3) Cloud deploy passes the resolved OPENAI_API_KEY inline in the gcloud argv — credential exposed in the process table / CI logs

Where

src/praisonai/praisonai/deploy.py:136-157

# deploy.py:136-141
from praisonai.llm.env import resolve_llm_endpoint
ep = resolve_llm_endpoint()
openai_model = ep.model
openai_key = ep.api_key or 'Enter your API key'
openai_base = ep.base_url

# deploy.py:154-157
['gcloud', 'run', 'deploy', 'praisonai-service',
 '--image', f'us-central1-docker.pkg.dev/{project_id}/praisonai-repository/praisonai-app:latest',
 '--platform', 'managed', '--region', 'us-central1', '--allow-unauthenticated',
 '--set-env-vars', f'OPENAI_MODEL_NAME={openai_model},OPENAI_API_KEY={openai_key},OPENAI_API_BASE={openai_base}']

The bug

The real OPENAI_API_KEY is interpolated directly into a command-line argument. Even though this is an argv list (so not a shell-injection vector), command-line arguments are:

  • visible to any local user via ps / /proc/<pid>/cmdline while gcloud runs,
  • routinely captured verbatim in CI/CD logs and shell history,
  • baked into the Cloud Run service config in plaintext.

For a package whose philosophy is "safe by default," shipping the user's LLM credential through argv is a real exposure. Secondary fragility: --set-env-vars is comma-delimited, so any value containing a comma (a base URL or a model alias) silently corrupts the env mapping.

How to fix

Pass secrets via a file or Secret Manager, never inline in argv:

# Option A — Secret Manager (preferred for managed services)
#   echo -n "$OPENAI_API_KEY" | gcloud secrets create praisonai-openai-key --data-file=-
['gcloud', 'run', 'deploy', 'praisonai-service', ...,
 '--set-env-vars', f'OPENAI_MODEL_NAME={openai_model},OPENAI_API_BASE={openai_base}',
 '--set-secrets', 'OPENAI_API_KEY=praisonai-openai-key:latest']
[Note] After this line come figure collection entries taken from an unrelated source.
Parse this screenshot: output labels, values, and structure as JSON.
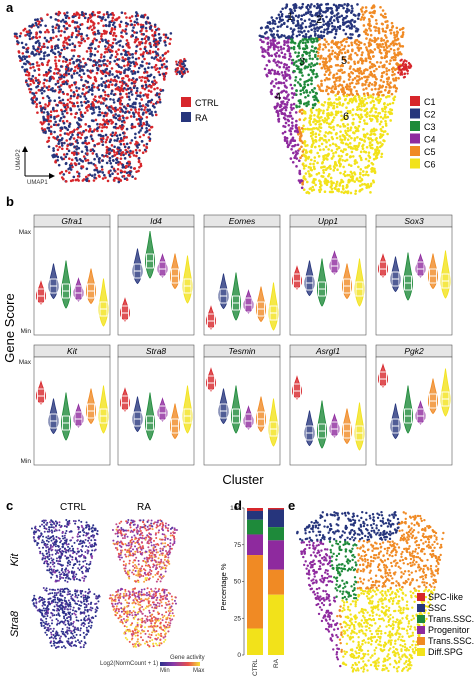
{
  "panels": {
    "a": "a",
    "b": "b",
    "c": "c",
    "d": "d",
    "e": "e"
  },
  "panel_a": {
    "umap_y": "UMAP2",
    "umap_x": "UMAP1",
    "legend_conditions": [
      {
        "label": "CTRL",
        "color": "#d7262b"
      },
      {
        "label": "RA",
        "color": "#26357c"
      }
    ],
    "cluster_labels": [
      "1",
      "2",
      "3",
      "4",
      "5",
      "6"
    ],
    "legend_clusters": [
      {
        "label": "C1",
        "color": "#d7262b"
      },
      {
        "label": "C2",
        "color": "#26357c"
      },
      {
        "label": "C3",
        "color": "#1e8a3a"
      },
      {
        "label": "C4",
        "color": "#8e2a9e"
      },
      {
        "label": "C5",
        "color": "#f08a24"
      },
      {
        "label": "C6",
        "color": "#f2e21a"
      }
    ]
  },
  "chart_data": {
    "type": "violin",
    "ylabel": "Gene Score",
    "xlabel": "Cluster",
    "y_ticks": [
      "Max",
      "Min"
    ],
    "clusters": [
      "C1",
      "C2",
      "C3",
      "C4",
      "C5",
      "C6"
    ],
    "cluster_colors": [
      "#d7262b",
      "#26357c",
      "#1e8a3a",
      "#8e2a9e",
      "#f08a24",
      "#f2e21a"
    ],
    "genes": [
      {
        "name": "Gfra1",
        "medians": [
          0.35,
          0.45,
          0.4,
          0.38,
          0.4,
          0.22
        ]
      },
      {
        "name": "Id4",
        "medians": [
          0.18,
          0.6,
          0.7,
          0.62,
          0.55,
          0.45
        ]
      },
      {
        "name": "Eomes",
        "medians": [
          0.1,
          0.35,
          0.28,
          0.26,
          0.22,
          0.18
        ]
      },
      {
        "name": "Upp1",
        "medians": [
          0.5,
          0.48,
          0.42,
          0.65,
          0.45,
          0.42
        ]
      },
      {
        "name": "Sox3",
        "medians": [
          0.62,
          0.52,
          0.48,
          0.62,
          0.55,
          0.5
        ]
      },
      {
        "name": "Kit",
        "medians": [
          0.65,
          0.4,
          0.38,
          0.42,
          0.5,
          0.45
        ]
      },
      {
        "name": "Stra8",
        "medians": [
          0.58,
          0.42,
          0.38,
          0.48,
          0.35,
          0.45
        ]
      },
      {
        "name": "Tesmin",
        "medians": [
          0.78,
          0.5,
          0.45,
          0.4,
          0.42,
          0.32
        ]
      },
      {
        "name": "Asrgl1",
        "medians": [
          0.7,
          0.28,
          0.3,
          0.32,
          0.3,
          0.28
        ]
      },
      {
        "name": "Pgk2",
        "medians": [
          0.82,
          0.35,
          0.45,
          0.45,
          0.6,
          0.62
        ]
      }
    ]
  },
  "panel_c": {
    "conditions": [
      {
        "label": "CTRL",
        "color": "#e85060"
      },
      {
        "label": "RA",
        "color": "#4a52a8"
      }
    ],
    "genes": [
      "Kit",
      "Stra8"
    ],
    "colorbar_title": "Log2(NormCount + 1)",
    "colorbar_note": "Gene activity",
    "colorbar_ticks": [
      "Min",
      "Max"
    ]
  },
  "panel_d": {
    "ylabel": "Percentage %",
    "y_ticks": [
      "100",
      "75",
      "50",
      "25",
      "0"
    ],
    "categories": [
      "CTRL",
      "RA"
    ],
    "series": [
      {
        "name": "SPC-like",
        "color": "#d7262b",
        "values": [
          2,
          1
        ]
      },
      {
        "name": "SSC",
        "color": "#26357c",
        "values": [
          6,
          12
        ]
      },
      {
        "name": "Trans.SSC.1",
        "color": "#1e8a3a",
        "values": [
          10,
          9
        ]
      },
      {
        "name": "Progenitor",
        "color": "#8e2a9e",
        "values": [
          14,
          20
        ]
      },
      {
        "name": "Trans.SSC.2",
        "color": "#f08a24",
        "values": [
          50,
          17
        ]
      },
      {
        "name": "Diff.SPG",
        "color": "#f2e21a",
        "values": [
          18,
          41
        ]
      }
    ]
  },
  "panel_e": {
    "legend": [
      {
        "label": "SPC-like",
        "color": "#d7262b"
      },
      {
        "label": "SSC",
        "color": "#26357c"
      },
      {
        "label": "Trans.SSC.1",
        "color": "#1e8a3a"
      },
      {
        "label": "Progenitor",
        "color": "#8e2a9e"
      },
      {
        "label": "Trans.SSC.2",
        "color": "#f08a24"
      },
      {
        "label": "Diff.SPG",
        "color": "#f2e21a"
      }
    ]
  }
}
# Option B — env-vars file (avoids argv + the comma-splitting problem), deleted in finally
import tempfile, os, yaml
fd, path = tempfile.mkstemp(suffix=".yaml"); os.close(fd); os.chmod(path, 0o600)
try:
    with open(path, "w") as f:
        yaml.safe_dump({"OPENAI_MODEL_NAME": openai_model,
                        "OPENAI_API_KEY": openai_key,
                        "OPENAI_API_BASE": openai_base}, f)
    subprocess.run([... 'gcloud','run','deploy', ..., '--env-vars-file', path], check=True)
finally:
    os.remove(path)

(Separately worth revisiting: --allow-unauthenticated at :156 deploys a public service by default — out of scope here, but it pairs poorly with leaking the key.)

Validation

  • deploy.py:140 resolves openai_key = ep.api_key or 'Enter your API key'.
  • deploy.py:157 embeds OPENAI_API_KEY={openai_key} into the --set-env-vars argv string, run by subprocess.run(cmd, check=True) at deploy.py:181.

Summary

# Gap File(s) Impact
1 Magic-link cookie signed/verified with different secret sources; broken in default loopback setup (HTTP 500), HTTP↔WS divergence otherwise gateway/server.py:340,432,648, gateway/cookie_auth.py:223-241 Core auth feature fails out of the box; latent auth inconsistency
2 Sandbox timeout leaks remote temp file (no try/finally) and doesn't stop the remote process / docker container sandbox/ssh.py:186,203,213,537, sandbox/docker.py:260,304-306 Resource-limit/safety guarantee defeated on timeout; remote-state leak
3 Cloud deploy inlines OPENAI_API_KEY into gcloud --set-env-vars argv deploy.py:140,157 Credential exposed in process table / CI logs; comma-splitting corruption

All three are scoped to src/praisonai/praisonai, validated against the current tree, and independent of the existing wrapper-audit issues (#1502, #1508, #1614, #1620, #1735, #1738).